There is a matching block_sub_rule “b=1:2 r=1,x” which first picks replica index
1 from the set. Since there is no such replica, the next replica_index in the rule is
then evaluated which is ‘x’ ie. the last valid replica in the replica set. This is
DA 2:3750002688.
block 3: The initial replica set is (3:3750002688).
There is a matching block_sub_rule “b=3 r=1” which picks replica index 1
from the set. Since there is no such replica, a read error is returned.
Note that the block_sub_rule “b=3 r=0” is not applied as only the first matching
block_sub_rule is applied.
block 4: This is a hole. So there is no replica rule evaluation done and
the read returns a block of zeroes.
If you have permission to read a file, you can check whether the gpfs.readReplicaRule extended attribute is set in the file by one of the following methods:
mmlsattr --get-attr gpfs.readReplicaRule <FilePath>
mmlsattr -n gpfs.readReplicaRule <FilePath>
getfattr --absolute-names -n gpfs.readReplicaRule <FilePath>
Alternatively, a policy rule such as the following example can be used to show the gpfs.readReplicaRule extended attribute:
DEFINE(DISPLAY_NULL,[COALESCE($1,'_NULL_')])
RULE EXTERNAL LIST 'files' EXEC ''
RULE LIST 'files' DIRECTORIES_PLUS SHOW(DISPLAY_NULL(XATTR('ATTR')))
The policy rule can be applied in the following way:
mmapplypolicy <dir> -P <policyRuleFile> -I defer -f /tmp -L 0 -M ATTR="gpfs.readReplicaRule"
mmlsattr --get-attr gpfs.readReplicaRule --inode-number <SnapPath/InodeNumber>
To verify the effects of a gpfs.readReplicaRule string, you can dump the distribution of disk numbers for each replica of each block of the file by using any of the following commands:
mmlsattr -D <FilePath>
mmlsattr --dump-data-block-disk-numbers <FilePath>
Running one of those commands provides output similar to the following example:
Block Index Replica 0 Replica 1 Replica 2
----------- --------- --------- ---------
0 *1 2 -
1 3 *1 -
2 *2 - -
3 3 - - e
4 - - -
A disk number that is prefixed with an asterisk indicates the data block replica that is read from the disk for that block. By default, the first valid data block replica is always returned on read. An e at the end of a row indicates that the gpfs.readReplicaRule selected an invalid replica and hence the read of this block returns an error. You can change which data block replica is read by changing the readReplicaPolicy global configuration option, the diskReadExclusionList global configuration option, or the gpfs.readReplicaRule extended attribute. Thus, using a memory dump is a good way to check the effects of these settings.

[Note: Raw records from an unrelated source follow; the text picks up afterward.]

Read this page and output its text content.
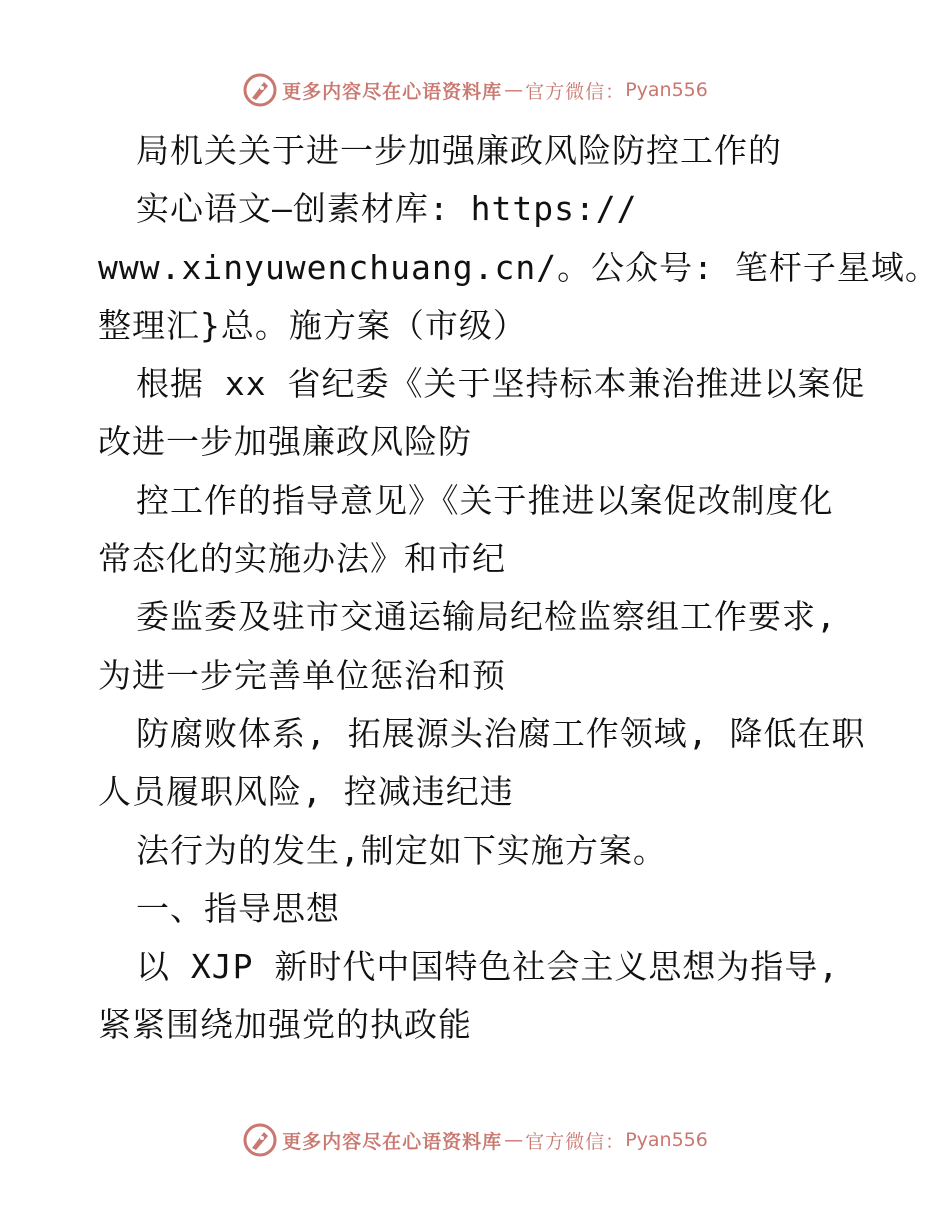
更多内容尽在心语资料库 — 官方微信： Pyan556
局机关关于进一步加强廉政风险防控工作的
实心语文—创素材库: https://
www.xinyuwenchuang.cn/。公众号: 笔杆子星域。
整理汇}总。施方案（市级）
根据 xx 省纪委《关于坚持标本兼治推进以案促
改进一步加强廉政风险防
控工作的指导意见》《关于推进以案促改制度化
常态化的实施办法》和市纪
委监委及驻市交通运输局纪检监察组工作要求,
为进一步完善单位惩治和预
防腐败体系, 拓展源头治腐工作领域, 降低在职
人员履职风险, 控减违纪违
法行为的发生,制定如下实施方案。
一、指导思想
以 XJP 新时代中国特色社会主义思想为指导,
紧紧围绕加强党的执政能
更多内容尽在心语资料库 — 官方微信： Pyan556
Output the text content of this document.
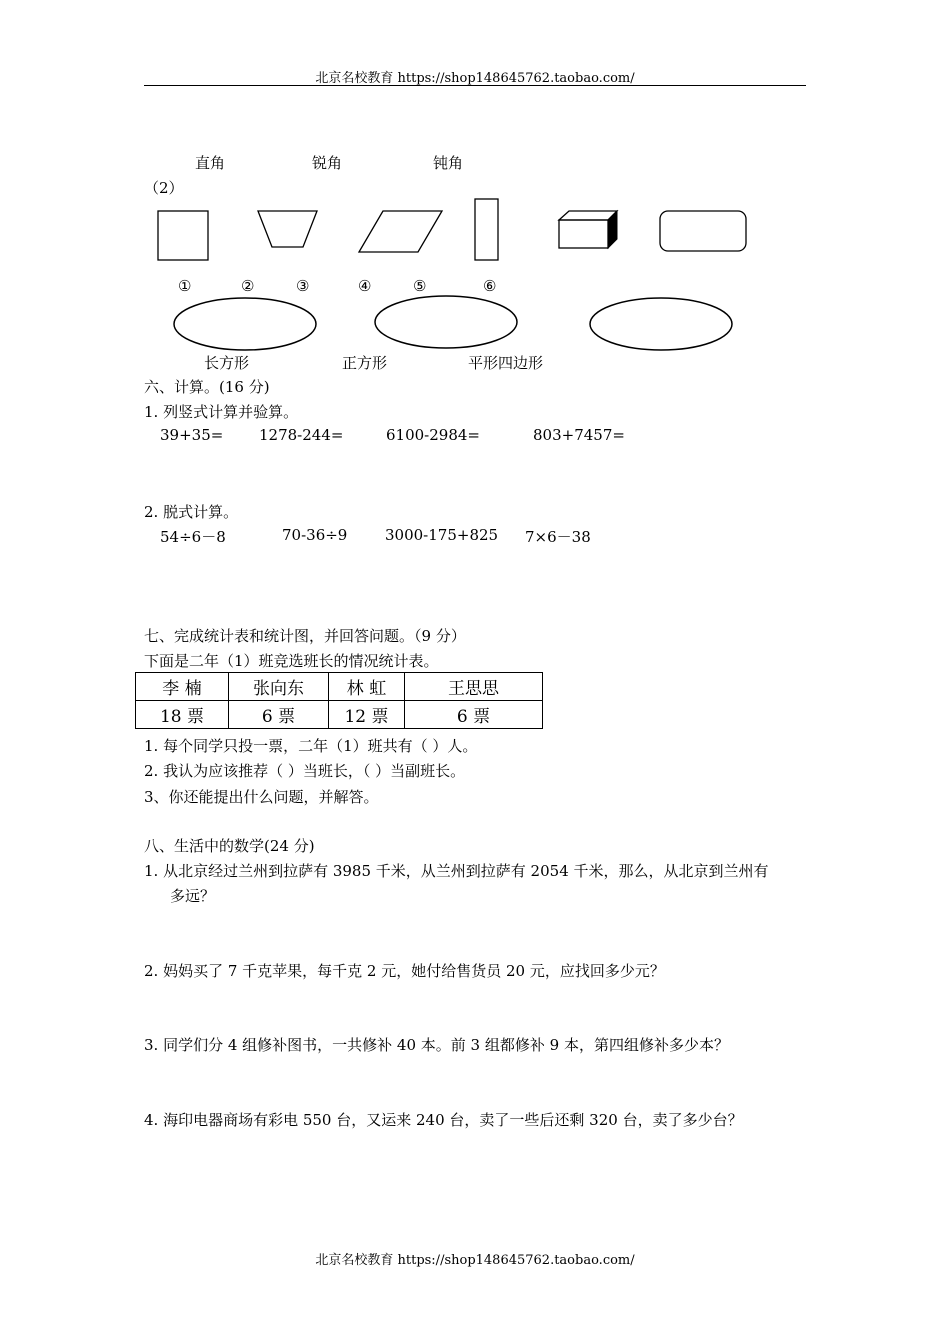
北京名校教育 https://shop148645762.taobao.com/
直角	锐角	钝角
（2）
①	②	③	④	⑤	⑥
长方形	正方形	平形四边形
六、计算。(16 分)
1. 列竖式计算并验算。
39+35= 1278-244=	6100-2984=	803+7457=
2. 脱式计算。
54÷6－8	70-36÷9	3000-175+825 7×6－38
七、完成统计表和统计图，并回答问题。（9 分）
下面是二年（1）班竞选班长的情况统计表。
李 楠	张向东	林 虹	王思思
18 票	6 票	12 票	6 票
1. 每个同学只投一票，二年（1）班共有（ ）人。
2. 我认为应该推荐（ ）当班长，（ ）当副班长。
3、你还能提出什么问题，并解答。
八、生活中的数学(24 分)
1. 从北京经过兰州到拉萨有 3985 千米，从兰州到拉萨有 2054 千米，那么，从北京到兰州有
多远？
2. 妈妈买了 7 千克苹果，每千克 2 元，她付给售货员 20 元，应找回多少元？
3. 同学们分 4 组修补图书，一共修补 40 本。前 3 组都修补 9 本，第四组修补多少本？
4. 海印电器商场有彩电 550 台，又运来 240 台，卖了一些后还剩 320 台，卖了多少台？
北京名校教育 https://shop148645762.taobao.com/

To dump the disk distribution with the inode number instead of the file name, run the following commands:
mmlsattr -D --inode-number <SnapPath/InodeNumber>
mmlsattr --dump-data-block-disk-numbers --inode-number <SnapPath/InodeNumber>
After the correct gpfs.readReplicaRule string is determined and the file data is verified to be valid, then the data block replica mismatches in the file can be repaired with the following command:
mmrestripefile -c <Filename>
After the repair is completed, you can delete the gpfs.readReplicaRule extended attribute. Alternatively, you can defer repair of the file and continue to do read and write operations on the file with the gpfs.readReplicaRule extended attribute present.
- Identify the mismatched data block replicas in a file.

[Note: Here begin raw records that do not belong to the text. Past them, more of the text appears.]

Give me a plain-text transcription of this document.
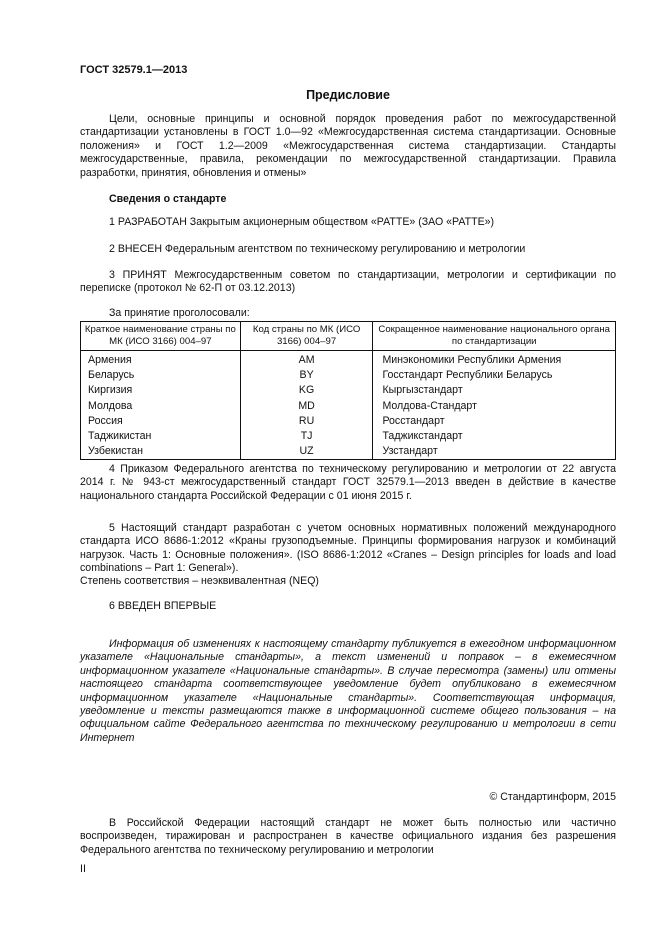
ГОСТ 32579.1—2013
Предисловие

Цели, основные принципы и основной порядок проведения работ по межгосударственной стандартизации установлены в ГОСТ 1.0—92 «Межгосударственная система стандартизации. Основные положения» и ГОСТ 1.2—2009 «Межгосударственная система стандартизации. Стандарты межгосударственные, правила, рекомендации по межгосударственной стандартизации. Правила разработки, принятия, обновления и отмены»

Сведения о стандарте

1 РАЗРАБОТАН Закрытым акционерным обществом «РАТТЕ» (ЗАО «РАТТЕ»)

2 ВНЕСЕН Федеральным агентством по техническому регулированию и метрологии

3 ПРИНЯТ Межгосударственным советом по стандартизации, метрологии и сертификации по переписке (протокол № 62-П от 03.12.2013)

За принятие проголосовали:

Краткое наименование страны по МК (ИСО 3166) 004–97	Код страны по МК (ИСО 3166) 004–97	Сокращенное наименование национального органа по стандартизации
Армения	AM	Минэкономики Республики Армения
Беларусь	BY	Госстандарт Республики Беларусь
Киргизия	KG	Кыргызстандарт
Молдова	MD	Молдова-Стандарт
Россия	RU	Росстандарт
Таджикистан	TJ	Таджикстандарт
Узбекистан	UZ	Узстандарт

4 Приказом Федерального агентства по техническому регулированию и метрологии от 22 августа 2014 г. № 943-ст межгосударственный стандарт ГОСТ 32579.1—2013 введен в действие в качестве национального стандарта Российской Федерации с 01 июня 2015 г.

5 Настоящий стандарт разработан с учетом основных нормативных положений международного стандарта ИСО 8686-1:2012 «Краны грузоподъемные. Принципы формирования нагрузок и комбинаций нагрузок. Часть 1: Основные положения». (ISO 8686-1:2012 «Cranes – Design principles for loads and load combinations – Part 1: General»).

Степень соответствия – неэквивалентная (NEQ)

6 ВВЕДЕН ВПЕРВЫЕ

Информация об изменениях к настоящему стандарту публикуется в ежегодном информационном указателе «Национальные стандарты», а текст изменений и поправок – в ежемесячном информационном указателе «Национальные стандарты». В случае пересмотра (замены) или отмены настоящего стандарта соответствующее уведомление будет опубликовано в ежемесячном информационном указателе «Национальные стандарты». Соответствующая информация, уведомление и тексты размещаются также в информационной системе общего пользования – на официальном сайте Федерального агентства по техническому регулированию и метрологии в сети Интернет

© Стандартинформ, 2015

В Российской Федерации настоящий стандарт не может быть полностью или частично воспроизведен, тиражирован и распространен в качестве официального издания без разрешения Федерального агентства по техническому регулированию и метрологии

II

- Ensure that the readReplicaRuleEnabled global configuration option is set to yes.
- Write the gpfs.readReplicaRule extended attribute to select a replica index for each data block with mismatched replicas.
- Verify that the gpfs.readReplicaRule extended attribute selects the replicas as expected with the mmlsattr -D command.

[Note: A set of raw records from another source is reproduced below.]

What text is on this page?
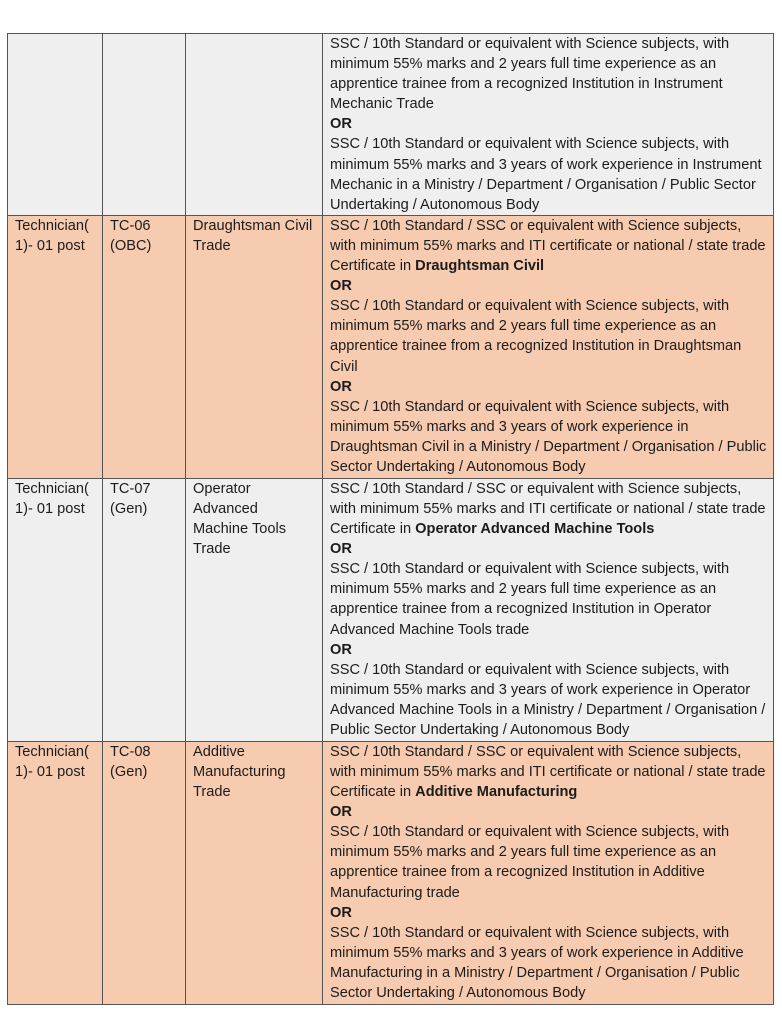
			SSC / 10th Standard or equivalent with Science subjects, with minimum 55% marks and 2 years full time experience as an apprentice trainee from a recognized Institution in Instrument Mechanic Trade
OR
SSC / 10th Standard or equivalent with Science subjects, with minimum 55% marks and 3 years of work experience in Instrument Mechanic in a Ministry / Department / Organisation / Public Sector Undertaking / Autonomous Body

Technician( 1)- 01 post	TC-06 (OBC)	Draughtsman Civil Trade	SSC / 10th Standard / SSC or equivalent with Science subjects, with minimum 55% marks and ITI certificate or national / state trade Certificate in Draughtsman Civil
OR
SSC / 10th Standard or equivalent with Science subjects, with minimum 55% marks and 2 years full time experience as an apprentice trainee from a recognized Institution in Draughtsman Civil
OR
SSC / 10th Standard or equivalent with Science subjects, with minimum 55% marks and 3 years of work experience in Draughtsman Civil in a Ministry / Department / Organisation / Public Sector Undertaking / Autonomous Body

Technician( 1)- 01 post	TC-07 (Gen)	Operator Advanced Machine Tools Trade	SSC / 10th Standard / SSC or equivalent with Science subjects, with minimum 55% marks and ITI certificate or national / state trade Certificate in Operator Advanced Machine Tools
OR
SSC / 10th Standard or equivalent with Science subjects, with minimum 55% marks and 2 years full time experience as an apprentice trainee from a recognized Institution in Operator Advanced Machine Tools trade
OR
SSC / 10th Standard or equivalent with Science subjects, with minimum 55% marks and 3 years of work experience in Operator Advanced Machine Tools in a Ministry / Department / Organisation / Public Sector Undertaking / Autonomous Body

Technician( 1)- 01 post	TC-08 (Gen)	Additive Manufacturing Trade	SSC / 10th Standard / SSC or equivalent with Science subjects, with minimum 55% marks and ITI certificate or national / state trade Certificate in Additive Manufacturing
OR
SSC / 10th Standard or equivalent with Science subjects, with minimum 55% marks and 2 years full time experience as an apprentice trainee from a recognized Institution in Additive Manufacturing trade
OR
SSC / 10th Standard or equivalent with Science subjects, with minimum 55% marks and 3 years of work experience in Additive Manufacturing in a Ministry / Department / Organisation / Public Sector Undertaking / Autonomous Body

- Validate the file by processing it through its associated application. Note: The validation process should involve only reads of the file. Any attempt to write to the blocks with mismatched replicas will overwrite all replicas. If the replica that is selected by the gpfs.readReplicaRule extended attribute is incorrect, then writing to the block using the bad replica will permanently corrupt the block.
- If the file validation fails, then retry steps 2, 3, and 4 with a different replica index for the problem data blocks.
- After the file passes validation, repair the data block replica mismatches in the file with the mmrestripefile -c command.
- Delete the gpfs.readReplicaRule extended attribute.